Le fingolimod, premier traitement de fond de ce type, constitue donc une avancée majeure
dans la prise en charge des patients. Comme A. Chardain l’explique dans son article
p. 88, le mécanisme d’action du fingolimod est original, car il empêche la circulation des
lymphocytes.
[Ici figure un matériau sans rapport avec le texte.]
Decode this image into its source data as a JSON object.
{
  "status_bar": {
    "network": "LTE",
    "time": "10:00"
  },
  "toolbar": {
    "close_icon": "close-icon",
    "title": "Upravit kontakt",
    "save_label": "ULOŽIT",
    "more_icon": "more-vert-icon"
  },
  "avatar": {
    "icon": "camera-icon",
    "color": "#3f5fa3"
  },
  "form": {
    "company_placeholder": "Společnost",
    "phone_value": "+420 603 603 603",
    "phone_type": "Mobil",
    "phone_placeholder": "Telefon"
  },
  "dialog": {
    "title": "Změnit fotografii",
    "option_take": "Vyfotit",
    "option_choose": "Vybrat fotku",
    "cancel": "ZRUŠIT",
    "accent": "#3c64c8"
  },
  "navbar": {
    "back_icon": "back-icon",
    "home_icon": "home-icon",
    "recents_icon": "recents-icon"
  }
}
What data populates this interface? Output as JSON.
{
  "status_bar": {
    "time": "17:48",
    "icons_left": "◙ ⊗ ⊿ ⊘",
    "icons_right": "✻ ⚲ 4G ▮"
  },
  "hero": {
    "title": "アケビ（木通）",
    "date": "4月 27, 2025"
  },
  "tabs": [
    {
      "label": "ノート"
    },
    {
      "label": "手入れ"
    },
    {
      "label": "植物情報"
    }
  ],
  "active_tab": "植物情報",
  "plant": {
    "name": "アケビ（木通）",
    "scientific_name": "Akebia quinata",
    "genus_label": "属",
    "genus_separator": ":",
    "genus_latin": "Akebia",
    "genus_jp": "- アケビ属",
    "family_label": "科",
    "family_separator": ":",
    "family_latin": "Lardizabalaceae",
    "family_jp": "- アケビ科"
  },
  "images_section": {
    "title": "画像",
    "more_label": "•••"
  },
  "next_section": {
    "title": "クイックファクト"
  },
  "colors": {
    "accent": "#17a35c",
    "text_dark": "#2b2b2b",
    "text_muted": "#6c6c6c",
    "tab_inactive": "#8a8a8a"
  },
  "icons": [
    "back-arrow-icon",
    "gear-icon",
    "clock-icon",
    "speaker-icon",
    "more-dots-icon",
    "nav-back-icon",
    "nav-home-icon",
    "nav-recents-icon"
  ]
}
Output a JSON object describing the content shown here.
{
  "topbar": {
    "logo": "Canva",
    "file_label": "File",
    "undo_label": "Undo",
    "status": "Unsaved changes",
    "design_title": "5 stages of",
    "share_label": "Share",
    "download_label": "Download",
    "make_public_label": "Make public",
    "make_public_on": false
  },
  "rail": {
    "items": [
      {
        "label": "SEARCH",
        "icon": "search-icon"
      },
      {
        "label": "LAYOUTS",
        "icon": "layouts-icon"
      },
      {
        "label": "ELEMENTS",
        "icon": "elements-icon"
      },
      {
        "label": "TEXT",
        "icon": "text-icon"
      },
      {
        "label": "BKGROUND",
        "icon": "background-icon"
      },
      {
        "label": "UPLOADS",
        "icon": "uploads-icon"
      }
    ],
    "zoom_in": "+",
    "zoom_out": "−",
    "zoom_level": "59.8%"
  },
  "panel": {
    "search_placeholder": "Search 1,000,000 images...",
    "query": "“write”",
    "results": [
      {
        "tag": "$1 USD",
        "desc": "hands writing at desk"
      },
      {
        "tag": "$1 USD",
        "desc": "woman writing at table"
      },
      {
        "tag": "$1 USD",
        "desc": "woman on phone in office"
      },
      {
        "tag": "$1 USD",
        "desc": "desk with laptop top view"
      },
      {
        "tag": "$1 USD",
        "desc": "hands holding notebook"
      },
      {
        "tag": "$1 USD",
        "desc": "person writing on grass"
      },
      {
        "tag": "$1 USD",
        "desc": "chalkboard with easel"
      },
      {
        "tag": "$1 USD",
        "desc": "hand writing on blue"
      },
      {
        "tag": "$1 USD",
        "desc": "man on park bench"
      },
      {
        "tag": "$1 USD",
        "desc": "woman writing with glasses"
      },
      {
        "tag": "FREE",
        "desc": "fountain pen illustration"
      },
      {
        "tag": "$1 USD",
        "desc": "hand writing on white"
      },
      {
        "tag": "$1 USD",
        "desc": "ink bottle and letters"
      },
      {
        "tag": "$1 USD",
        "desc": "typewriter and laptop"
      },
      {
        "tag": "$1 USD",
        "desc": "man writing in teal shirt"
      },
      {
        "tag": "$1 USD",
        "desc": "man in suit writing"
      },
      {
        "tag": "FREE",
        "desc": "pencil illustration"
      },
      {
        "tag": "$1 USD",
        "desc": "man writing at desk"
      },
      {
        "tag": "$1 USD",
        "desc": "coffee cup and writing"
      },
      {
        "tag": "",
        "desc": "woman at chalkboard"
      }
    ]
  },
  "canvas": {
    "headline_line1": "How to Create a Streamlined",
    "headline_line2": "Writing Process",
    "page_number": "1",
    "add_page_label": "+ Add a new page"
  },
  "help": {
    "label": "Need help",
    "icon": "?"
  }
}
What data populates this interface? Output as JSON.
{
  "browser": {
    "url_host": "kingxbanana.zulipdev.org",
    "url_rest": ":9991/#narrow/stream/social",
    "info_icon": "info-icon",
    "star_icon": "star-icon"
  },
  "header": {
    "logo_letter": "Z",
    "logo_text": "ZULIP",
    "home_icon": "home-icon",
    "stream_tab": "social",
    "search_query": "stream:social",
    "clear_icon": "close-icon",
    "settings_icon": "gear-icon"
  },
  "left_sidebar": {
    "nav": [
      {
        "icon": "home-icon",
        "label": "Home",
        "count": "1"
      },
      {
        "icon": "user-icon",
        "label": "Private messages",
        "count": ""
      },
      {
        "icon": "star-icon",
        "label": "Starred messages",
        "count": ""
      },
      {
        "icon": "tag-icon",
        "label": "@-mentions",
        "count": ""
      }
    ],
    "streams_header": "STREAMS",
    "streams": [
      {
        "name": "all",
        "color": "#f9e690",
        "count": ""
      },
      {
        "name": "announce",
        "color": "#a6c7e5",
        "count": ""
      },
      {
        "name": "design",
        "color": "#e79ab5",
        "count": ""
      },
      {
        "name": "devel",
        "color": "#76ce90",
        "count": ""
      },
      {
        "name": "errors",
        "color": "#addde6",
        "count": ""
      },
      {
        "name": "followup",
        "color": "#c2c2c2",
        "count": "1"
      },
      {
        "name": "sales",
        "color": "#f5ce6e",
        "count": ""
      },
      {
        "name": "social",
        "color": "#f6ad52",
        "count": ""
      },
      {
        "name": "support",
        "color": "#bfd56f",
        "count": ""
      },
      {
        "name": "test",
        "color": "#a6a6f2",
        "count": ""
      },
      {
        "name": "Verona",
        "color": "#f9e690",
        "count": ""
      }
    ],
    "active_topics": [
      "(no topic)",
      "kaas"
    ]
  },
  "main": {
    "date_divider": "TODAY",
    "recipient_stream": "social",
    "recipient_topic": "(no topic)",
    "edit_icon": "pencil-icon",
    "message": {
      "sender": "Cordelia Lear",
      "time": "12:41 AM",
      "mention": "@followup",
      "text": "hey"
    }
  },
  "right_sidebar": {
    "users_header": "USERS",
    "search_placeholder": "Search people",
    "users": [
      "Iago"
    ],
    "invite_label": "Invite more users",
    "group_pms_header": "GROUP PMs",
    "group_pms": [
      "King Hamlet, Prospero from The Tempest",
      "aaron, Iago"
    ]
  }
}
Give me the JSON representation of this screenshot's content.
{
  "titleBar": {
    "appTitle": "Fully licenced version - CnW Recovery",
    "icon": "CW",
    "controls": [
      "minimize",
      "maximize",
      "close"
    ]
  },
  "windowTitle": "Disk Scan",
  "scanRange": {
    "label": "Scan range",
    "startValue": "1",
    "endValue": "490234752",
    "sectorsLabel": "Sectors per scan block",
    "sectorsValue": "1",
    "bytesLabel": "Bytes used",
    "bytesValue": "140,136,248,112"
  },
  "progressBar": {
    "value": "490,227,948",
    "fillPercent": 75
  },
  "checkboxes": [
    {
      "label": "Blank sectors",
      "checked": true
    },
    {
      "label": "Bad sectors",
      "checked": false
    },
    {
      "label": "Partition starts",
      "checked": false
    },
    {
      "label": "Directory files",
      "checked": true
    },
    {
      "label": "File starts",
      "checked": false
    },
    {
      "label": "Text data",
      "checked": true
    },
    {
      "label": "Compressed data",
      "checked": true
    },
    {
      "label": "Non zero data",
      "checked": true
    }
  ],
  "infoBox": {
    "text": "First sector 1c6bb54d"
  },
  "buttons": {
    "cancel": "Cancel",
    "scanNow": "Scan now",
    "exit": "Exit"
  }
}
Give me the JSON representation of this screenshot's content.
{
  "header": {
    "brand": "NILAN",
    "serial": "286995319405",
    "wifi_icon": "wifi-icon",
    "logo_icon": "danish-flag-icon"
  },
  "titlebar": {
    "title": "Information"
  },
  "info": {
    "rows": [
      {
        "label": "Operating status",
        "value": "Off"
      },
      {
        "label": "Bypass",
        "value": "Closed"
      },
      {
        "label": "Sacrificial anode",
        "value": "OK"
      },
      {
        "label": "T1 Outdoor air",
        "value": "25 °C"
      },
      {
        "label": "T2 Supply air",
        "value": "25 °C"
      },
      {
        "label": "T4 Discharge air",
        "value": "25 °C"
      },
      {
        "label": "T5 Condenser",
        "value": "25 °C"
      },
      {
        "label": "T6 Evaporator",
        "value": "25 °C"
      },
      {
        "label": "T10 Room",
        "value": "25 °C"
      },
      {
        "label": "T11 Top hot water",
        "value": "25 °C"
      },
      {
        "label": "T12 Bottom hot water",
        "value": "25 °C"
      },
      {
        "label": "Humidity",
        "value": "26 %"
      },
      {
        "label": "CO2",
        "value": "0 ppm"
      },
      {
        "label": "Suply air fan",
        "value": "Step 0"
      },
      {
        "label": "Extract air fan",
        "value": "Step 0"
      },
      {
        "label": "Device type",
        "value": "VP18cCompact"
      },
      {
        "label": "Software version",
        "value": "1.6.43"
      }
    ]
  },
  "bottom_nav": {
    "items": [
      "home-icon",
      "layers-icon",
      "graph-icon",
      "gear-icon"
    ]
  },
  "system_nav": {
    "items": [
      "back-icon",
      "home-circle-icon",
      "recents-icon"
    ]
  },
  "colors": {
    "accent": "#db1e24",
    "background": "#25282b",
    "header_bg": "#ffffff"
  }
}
Sous l’effet du médicament, les lymphocytes naïfs et mémoires-centrales
restent “piégés” dans les organes lymphoïdes secondaires, alors que seuls continuent
à circuler les lymphocytes effecteurs-mémoires, ce qui garantit la conservation de la
réponse immunitaire en cas d’infection avec un germe déjà rencontré. La tolérance
du traitement est excellente et peu d’effets indésirables ont été rapportés jusqu’à
présent. En France, ce traitement ne peut être utilisé qu’en deuxième intention, chez
des patients résistant aux interférons ou dans les formes agressives de SEP. Néanmoins,
il ouvre la porte à une nouvelle ère thérapeutique avec l’arrivée prochaine (entre 2013
et 2015) d’autres traitements par voie orale tels que le teriflunomide, le laquinimod ou le
fumarate. Après avoir connu une époque contemplative, le prochain défi des neurologues
sera d’apprendre à manipuler ces nouvelles molécules et de hiérarchiser leurs choix
thérapeutiques.
”
Liens d’intérêts. L ’auteur déclare avoir des liens d’intérêts avec les laboratoires Biogen Idec, Genzyme, Novartis, Serono, Teva.